Label-Free and Microplate-Based Dissection of Glycan-Virus Interactions Using Polymer-Tethered Glyconanoparticles.

Abstract

Influenza viruses use haemagglutinins (HA) to target host sialic acids in the respiratory tract as do other pathogens, including coronaviruses, which engage using spike protein. The host adaptation of the HA protein, which leads to the accumulation of mutations, is a key descriptor of individual influenza strains, which aids zoonosis and is crucial in vaccine development.
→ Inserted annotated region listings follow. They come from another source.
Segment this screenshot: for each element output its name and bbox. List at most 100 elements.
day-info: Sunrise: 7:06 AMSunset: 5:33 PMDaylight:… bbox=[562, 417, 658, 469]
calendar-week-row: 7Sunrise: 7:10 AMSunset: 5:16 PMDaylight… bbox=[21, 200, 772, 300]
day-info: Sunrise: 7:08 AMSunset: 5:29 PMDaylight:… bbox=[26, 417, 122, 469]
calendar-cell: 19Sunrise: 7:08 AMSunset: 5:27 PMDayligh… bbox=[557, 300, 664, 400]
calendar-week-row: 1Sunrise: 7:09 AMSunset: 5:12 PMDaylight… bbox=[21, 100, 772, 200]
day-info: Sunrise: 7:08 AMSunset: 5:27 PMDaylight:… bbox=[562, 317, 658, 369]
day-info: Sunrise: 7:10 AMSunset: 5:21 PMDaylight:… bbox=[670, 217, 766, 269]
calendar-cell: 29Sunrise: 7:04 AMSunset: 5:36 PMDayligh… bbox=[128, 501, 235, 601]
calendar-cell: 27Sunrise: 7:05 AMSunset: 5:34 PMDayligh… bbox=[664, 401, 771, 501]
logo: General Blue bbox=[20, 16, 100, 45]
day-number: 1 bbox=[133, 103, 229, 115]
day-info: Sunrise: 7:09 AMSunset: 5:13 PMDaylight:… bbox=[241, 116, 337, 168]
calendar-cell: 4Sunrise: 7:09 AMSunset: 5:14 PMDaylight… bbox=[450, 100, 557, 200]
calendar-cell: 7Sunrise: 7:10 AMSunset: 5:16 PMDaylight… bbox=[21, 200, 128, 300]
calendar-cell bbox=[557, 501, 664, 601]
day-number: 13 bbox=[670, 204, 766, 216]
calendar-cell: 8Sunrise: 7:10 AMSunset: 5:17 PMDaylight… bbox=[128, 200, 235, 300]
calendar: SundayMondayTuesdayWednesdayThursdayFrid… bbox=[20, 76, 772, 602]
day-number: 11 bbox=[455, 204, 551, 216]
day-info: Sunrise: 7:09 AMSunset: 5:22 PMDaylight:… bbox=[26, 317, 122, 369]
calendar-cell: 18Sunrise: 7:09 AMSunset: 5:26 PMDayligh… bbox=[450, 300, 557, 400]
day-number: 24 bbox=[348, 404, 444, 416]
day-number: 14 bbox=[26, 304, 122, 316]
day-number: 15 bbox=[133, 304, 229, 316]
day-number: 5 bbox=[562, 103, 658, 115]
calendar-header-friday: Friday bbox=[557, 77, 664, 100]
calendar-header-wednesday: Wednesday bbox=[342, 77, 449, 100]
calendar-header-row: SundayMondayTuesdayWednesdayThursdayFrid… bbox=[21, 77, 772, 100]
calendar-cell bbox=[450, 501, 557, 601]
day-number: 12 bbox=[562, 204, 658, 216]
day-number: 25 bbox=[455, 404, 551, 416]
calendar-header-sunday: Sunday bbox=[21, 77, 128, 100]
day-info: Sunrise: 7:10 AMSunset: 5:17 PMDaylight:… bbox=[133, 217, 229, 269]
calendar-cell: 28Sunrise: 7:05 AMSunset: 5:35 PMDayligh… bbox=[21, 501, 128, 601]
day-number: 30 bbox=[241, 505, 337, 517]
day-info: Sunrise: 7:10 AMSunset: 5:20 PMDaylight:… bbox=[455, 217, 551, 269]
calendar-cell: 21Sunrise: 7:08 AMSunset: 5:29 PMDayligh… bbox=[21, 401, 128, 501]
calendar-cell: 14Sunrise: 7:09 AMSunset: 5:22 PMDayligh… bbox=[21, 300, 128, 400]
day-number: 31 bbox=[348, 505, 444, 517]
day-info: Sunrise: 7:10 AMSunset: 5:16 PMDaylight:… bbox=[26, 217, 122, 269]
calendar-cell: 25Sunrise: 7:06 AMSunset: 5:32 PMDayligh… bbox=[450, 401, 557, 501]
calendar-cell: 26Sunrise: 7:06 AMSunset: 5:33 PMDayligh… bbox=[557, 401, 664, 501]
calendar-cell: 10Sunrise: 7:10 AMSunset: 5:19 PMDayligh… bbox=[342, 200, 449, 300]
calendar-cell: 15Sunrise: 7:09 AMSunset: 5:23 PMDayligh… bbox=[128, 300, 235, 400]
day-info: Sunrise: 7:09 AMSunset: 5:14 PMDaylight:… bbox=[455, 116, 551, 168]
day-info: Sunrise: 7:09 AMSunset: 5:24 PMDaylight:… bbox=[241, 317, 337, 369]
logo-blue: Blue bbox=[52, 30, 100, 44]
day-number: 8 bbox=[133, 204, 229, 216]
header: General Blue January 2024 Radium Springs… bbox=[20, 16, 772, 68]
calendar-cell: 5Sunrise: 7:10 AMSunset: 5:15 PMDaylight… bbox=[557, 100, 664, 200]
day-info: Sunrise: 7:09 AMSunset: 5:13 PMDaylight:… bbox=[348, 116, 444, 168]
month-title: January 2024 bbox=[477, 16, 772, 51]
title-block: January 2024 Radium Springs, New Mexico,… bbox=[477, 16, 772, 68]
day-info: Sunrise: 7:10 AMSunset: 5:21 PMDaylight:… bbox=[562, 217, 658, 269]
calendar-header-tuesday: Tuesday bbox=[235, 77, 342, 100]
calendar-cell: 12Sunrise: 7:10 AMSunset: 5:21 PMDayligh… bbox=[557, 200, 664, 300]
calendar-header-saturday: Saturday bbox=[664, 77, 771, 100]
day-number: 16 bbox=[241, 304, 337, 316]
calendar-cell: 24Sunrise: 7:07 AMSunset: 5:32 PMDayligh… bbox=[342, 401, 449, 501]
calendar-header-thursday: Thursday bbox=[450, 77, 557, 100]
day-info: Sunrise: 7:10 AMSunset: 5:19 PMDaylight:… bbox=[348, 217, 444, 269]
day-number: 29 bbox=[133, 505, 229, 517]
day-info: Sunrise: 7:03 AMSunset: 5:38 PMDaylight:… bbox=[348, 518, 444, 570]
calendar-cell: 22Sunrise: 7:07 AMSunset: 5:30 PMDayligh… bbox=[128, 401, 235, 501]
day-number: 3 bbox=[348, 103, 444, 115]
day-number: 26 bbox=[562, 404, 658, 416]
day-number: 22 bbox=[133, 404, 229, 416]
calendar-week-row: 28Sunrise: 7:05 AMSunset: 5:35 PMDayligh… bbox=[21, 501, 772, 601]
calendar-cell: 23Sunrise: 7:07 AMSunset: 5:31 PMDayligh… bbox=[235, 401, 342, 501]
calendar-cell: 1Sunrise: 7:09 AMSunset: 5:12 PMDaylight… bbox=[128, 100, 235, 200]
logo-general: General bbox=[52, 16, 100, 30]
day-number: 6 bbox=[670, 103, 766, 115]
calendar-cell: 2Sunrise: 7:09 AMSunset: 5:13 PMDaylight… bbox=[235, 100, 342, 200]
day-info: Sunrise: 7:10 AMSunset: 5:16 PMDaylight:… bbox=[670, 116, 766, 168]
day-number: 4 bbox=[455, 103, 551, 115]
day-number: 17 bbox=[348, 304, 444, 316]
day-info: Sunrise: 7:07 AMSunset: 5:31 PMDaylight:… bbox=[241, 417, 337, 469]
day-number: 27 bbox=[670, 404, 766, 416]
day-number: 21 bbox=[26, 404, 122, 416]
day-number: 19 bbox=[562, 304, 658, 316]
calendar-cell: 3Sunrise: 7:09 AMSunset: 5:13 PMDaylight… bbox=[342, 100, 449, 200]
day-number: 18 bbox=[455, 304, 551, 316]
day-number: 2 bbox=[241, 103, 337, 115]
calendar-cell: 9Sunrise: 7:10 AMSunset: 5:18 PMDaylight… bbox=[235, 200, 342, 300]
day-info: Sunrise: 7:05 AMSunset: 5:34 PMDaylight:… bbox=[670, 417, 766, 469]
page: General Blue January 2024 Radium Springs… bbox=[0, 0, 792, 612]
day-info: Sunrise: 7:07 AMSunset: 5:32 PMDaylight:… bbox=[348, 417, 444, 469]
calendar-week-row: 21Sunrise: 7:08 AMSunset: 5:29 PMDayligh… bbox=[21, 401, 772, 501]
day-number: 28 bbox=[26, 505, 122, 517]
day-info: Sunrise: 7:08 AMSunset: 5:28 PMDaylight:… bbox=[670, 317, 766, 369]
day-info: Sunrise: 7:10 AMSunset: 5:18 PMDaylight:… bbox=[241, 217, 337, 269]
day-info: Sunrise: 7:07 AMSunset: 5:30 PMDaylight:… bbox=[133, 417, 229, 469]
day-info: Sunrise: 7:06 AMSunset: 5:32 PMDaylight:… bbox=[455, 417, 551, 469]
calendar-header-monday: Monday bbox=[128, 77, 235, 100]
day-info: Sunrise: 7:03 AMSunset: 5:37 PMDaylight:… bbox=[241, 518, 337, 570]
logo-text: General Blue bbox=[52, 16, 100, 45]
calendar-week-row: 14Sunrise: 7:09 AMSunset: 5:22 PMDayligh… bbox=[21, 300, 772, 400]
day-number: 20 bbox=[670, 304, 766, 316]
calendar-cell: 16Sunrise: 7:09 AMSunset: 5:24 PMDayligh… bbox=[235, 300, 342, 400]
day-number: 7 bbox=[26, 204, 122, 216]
How each strain targets glycans is crucial to understanding function, designing new therapies, and optimizing candidates for vaccine development. Here, it is demonstrated that polymer-tethered plasmonic (gold) glyconanoparticles can be deployed for rapid evaluation of whole influenza virus binding, readable by simple UV-vis within a microwell plate as a low-tech alternative to printed microarrays. It is also demonstrated that the synthetic methodology is compatible with large branched glycans from chemoenzymatic synthesis, allowing a wider range of glycan structures to be probed. Particles are obtained by a modular capture and immobilisation process and used to interrogate the binding of five influenza strains as proof of concept. These results show that glycosylated nanoparticle probes are suitable for the rapid interrogation of live virus to map how glycan structure impacts binding and can enable at-bench, rapid virus/glycan binding readouts and aid the development of interventions for influenza and other viruses.